My husband has a new job. It doesn’t start until July, but he was recently appointed as Head of School at a small boarding school in Western Connecticut. In the early summer we will move to a 4,000 person town and settle down for the foreseeable future.
The job is exciting. The people up there are lovely, as is the landscape. On many levels, I know our kids will love it. And yet a large part of me has resisted this move every step along the way. Some of it is just sadness over the thought of leaving this place we love–our church, our friends, the crossing guard who knows our kids by name, the easy access to a bagel shop and dry cleaner and pizza place. Some of it is resistance to change. But some of it is real fear for Penny.
We currently live in a place that seems to have been hand-designed for her. We’re within an hour of the best children’s hospital in the nation. We’re less than a mile from the Special Olympics Headquarters for the state of New Jersey. And I consider Penny’s elementary school the gold standard of integrated special education. How on earth could we move her away from here?
But as Peter progressed in this job search, I had a lurking sense that it might just be the right job for him. It might even be a vocation, a calling to serve a group of people, a way to use his particular gifts and abilities for the good of a whole community.
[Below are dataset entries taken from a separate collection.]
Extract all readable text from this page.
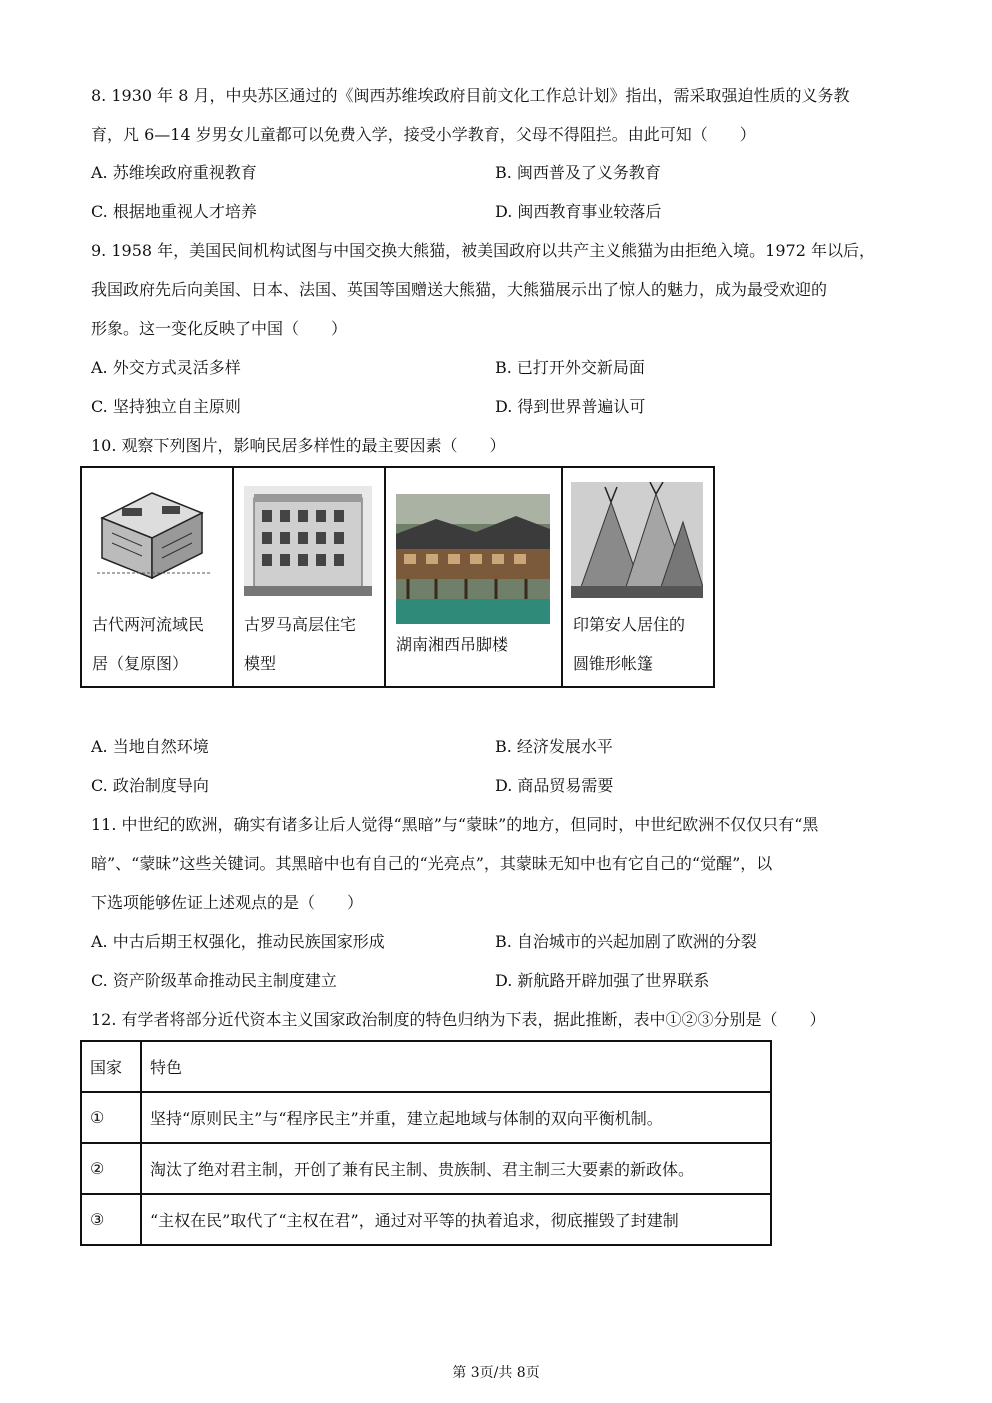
8. 1930 年 8 月，中央苏区通过的《闽西苏维埃政府目前文化工作总计划》指出，需采取强迫性质的义务教
育，凡 6—14 岁男女儿童都可以免费入学，接受小学教育，父母不得阻拦。由此可知（　　）

A. 苏维埃政府重视教育	B. 闽西普及了义务教育
C. 根据地重视人才培养	D. 闽西教育事业较落后

9. 1958 年，美国民间机构试图与中国交换大熊猫，被美国政府以共产主义熊猫为由拒绝入境。1972 年以后，
我国政府先后向美国、日本、法国、英国等国赠送大熊猫，大熊猫展示出了惊人的魅力，成为最受欢迎的
形象。这一变化反映了中国（　　）

A. 外交方式灵活多样	B. 已打开外交新局面
C. 坚持独立自主原则	D. 得到世界普遍认可
10. 观察下列图片，影响民居多样性的最主要因素（　　）
古代两河流域民
居（复原图）

古罗马高层住宅
模型

湖南湘西吊脚楼

印第安人居住的
圆锥形帐篷
A. 当地自然环境	B. 经济发展水平
C. 政治制度导向	D. 商品贸易需要

11. 中世纪的欧洲，确实有诸多让后人觉得“黑暗”与“蒙昧”的地方，但同时，中世纪欧洲不仅仅只有“黑
暗”、“蒙昧”这些关键词。其黑暗中也有自己的“光亮点”，其蒙昧无知中也有它自己的“觉醒”，以
下选项能够佐证上述观点的是（　　）

A. 中古后期王权强化，推动民族国家形成	B. 自治城市的兴起加剧了欧洲的分裂
C. 资产阶级革命推动民主制度建立	D. 新航路开辟加强了世界联系
12. 有学者将部分近代资本主义国家政治制度的特色归纳为下表，据此推断，表中①②③分别是（　　）
国家	特色
①	坚持“原则民主”与“程序民主”并重，建立起地域与体制的双向平衡机制。
②	淘汰了绝对君主制，开创了兼有民主制、贵族制、君主制三大要素的新政体。
③	“主权在民”取代了“主权在君”，通过对平等的执着追求，彻底摧毁了封建制
第 3页/共 8页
We’d always said that our dream was for him to become the head of a small boarding school in Connecticut. And so I started to pray.
I investigated the schools in the area. They’re fine. They can’t offer the same resources as our local schools in New Jersey, but they are well-funded and they have therapists who come through to work with kids and Penny will be fine. But it still kept me up at night.
A few weeks back, before the final interview, I cried. I talked about all my fears, which mostly centered around Penny. And I said out loud, “I know God has already given me reason to trust, but I need more. I need more.”
The next morning we went to church. Our church doesn’t usually have themes for the services, but that Sunday it did. And the theme was fear. As I listened to the sermon, it struck me, God will take care of Penny even if we make the wrong decision. Even if we screw up, God is still going to be faithful to her and to us. We came to the end of the service, and the closing hymn was “Be Still My Soul.” I couldn’t ignore the words of the second verse:
Be still, my soul; thy God doth undertake
To guide the future as He has the past.
We went to a funeral later that day. The closing hymn was “Be Still My Soul.” Just in case I wasn’t paying attention.
So we’re going. I don’t know how it will work out for Penny. But I trust that the God who has guided our past will guide our future. I trust that the God who has called Peter into this new job has also called our entire family to this new place. And I trust that it will be a blessing for us all.